I recently, after much investigation and some discussions on this awesome site.. Installed a VERY simple ventilation system in my 80+ year old bungalow on the chilly west coast - south island. and I have a couple of questions of your ventilation experts.. :-)
I had a Weiss fan that I was previously using in the shed as an extractor for dust.. but now having less need for it there, I decided to use it to ventilate the house..
I took an inlet in through the highest point in the gable end. under a 4-500mm soffit. I just used a mesh as a filter.. and then ran ducting into the middle of the house.. about 7 mtrs.. and placed the fan midway.. strung between a couple of rafters.. There is also a non-return flap thingy.. on the inlet side of the fan to stop air escaping from inside the house.
I placed the one ceiling diffuser in a dining area which is as I say about the middle of the house.. and the middle of a large open plan lounge/dining/kitchen area.
Around the time I completed the job. I had the inside temp up to about 20 degrees.. through a combination of heating and lovely sunlight coming into the open area, and even though it was only about 10-12 degrees outside. I was keen to see what would happen when I turned on the fan.
Expecting the inside temp to drop pretty quickly, I assured 'the boss' that I would turn it off before the nice inside temp dropped too drastically.
And so here's the weird thing, not only did the inside temp NOT drop, as I had expected.. it actually went up, a couple of degrees. to about 22..
So here's my question, and sorry for the long explanation, but I thought it might be helpful for others also, WHY??
My assumption is that the colder air coming in has pushed/redistributed the much warming air that would have been hugging the ceiling, and this has raised the overall temp in the room. But why didn't it reduce the overall temp in the room??

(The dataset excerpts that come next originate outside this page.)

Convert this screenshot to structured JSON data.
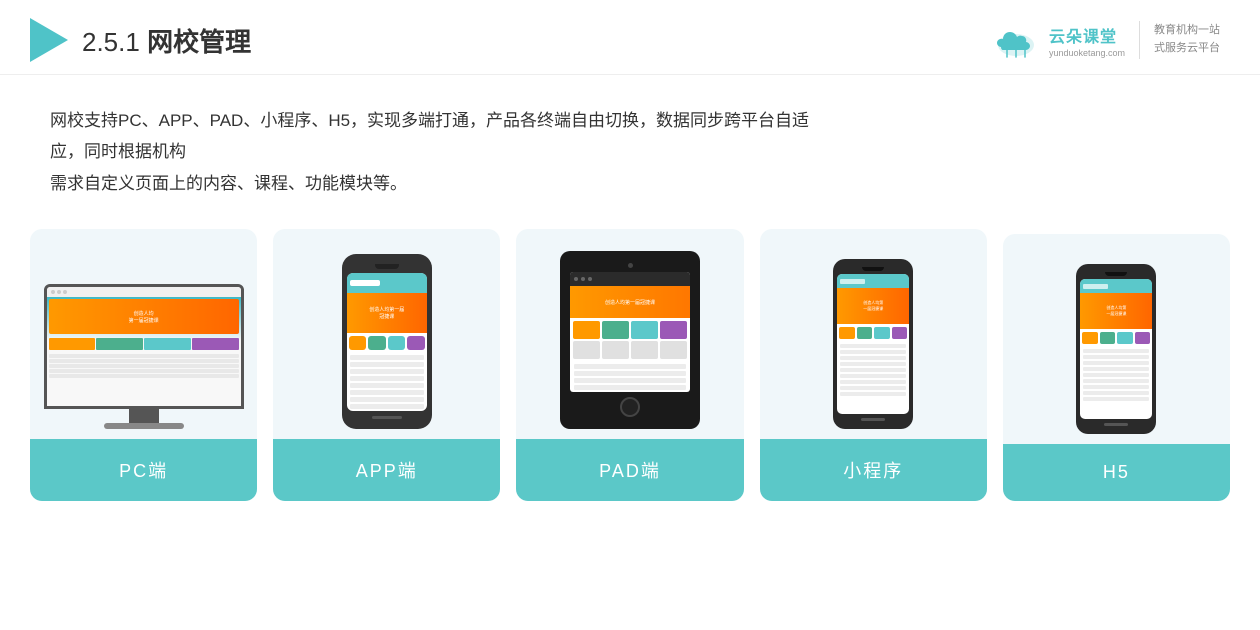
{
  "header": {
    "section_number": "2.5.1",
    "title_plain": " ",
    "title_bold": "网校管理",
    "logo": {
      "brand_cn": "云朵课堂",
      "brand_en": "yunduoketang.com",
      "slogan_line1": "教育机构一站",
      "slogan_line2": "式服务云平台"
    }
  },
  "description": {
    "line1": "网校支持PC、APP、PAD、小程序、H5，实现多端打通，产品各终端自由切换，数据同步跨平台自适应，同时根据机构",
    "line2": "需求自定义页面上的内容、课程、功能模块等。"
  },
  "cards": [
    {
      "id": "pc",
      "label": "PC端",
      "device_type": "monitor"
    },
    {
      "id": "app",
      "label": "APP端",
      "device_type": "phone"
    },
    {
      "id": "pad",
      "label": "PAD端",
      "device_type": "pad"
    },
    {
      "id": "miniprogram",
      "label": "小程序",
      "device_type": "small-phone"
    },
    {
      "id": "h5",
      "label": "H5",
      "device_type": "small-phone"
    }
  ]
}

The second issue is: Because it gets really cool outside and in the mornings it's often zero.. I'm thinking I would still like to move that really hot air on the ceiling down, but was planning to install a small ceiling fan for this purpose. But I like how the diffuser brings in the air and moves it gently off the ceiling as opposed to blowing it down hard..
So here's my second question, do I put another small fan above the second diffuser and cover it with a box, so as not to draw in the cold air from the ceiling space?? But then I'm thinking the fan will not work properly with no flow of air above it..
Or is there some kind of diffuser/fan type that will suck the warm air in from the room and redistribute it back through this second diffuser??
Sorry for the long diatribe, if you have got this far I appreciate it, and would love to get your feedback. And also I hope I have inspired others to just go for a simple option like this. 1 Fan, 1 anti-blow-back thingy, 8 mtrs of ducting, and 1 diffuser. Less than $100. The fans probably worth a couple hundred, but I scored it for $10 at a garage sale.
And I am really pleased with the way the system is working, I just switch it on manually for about 5-6 hours during the middle of the day and in just over a week it has dried the house out amazingly, gone are the weeping windows and it seems the house is so much easier to heat and keep warm now.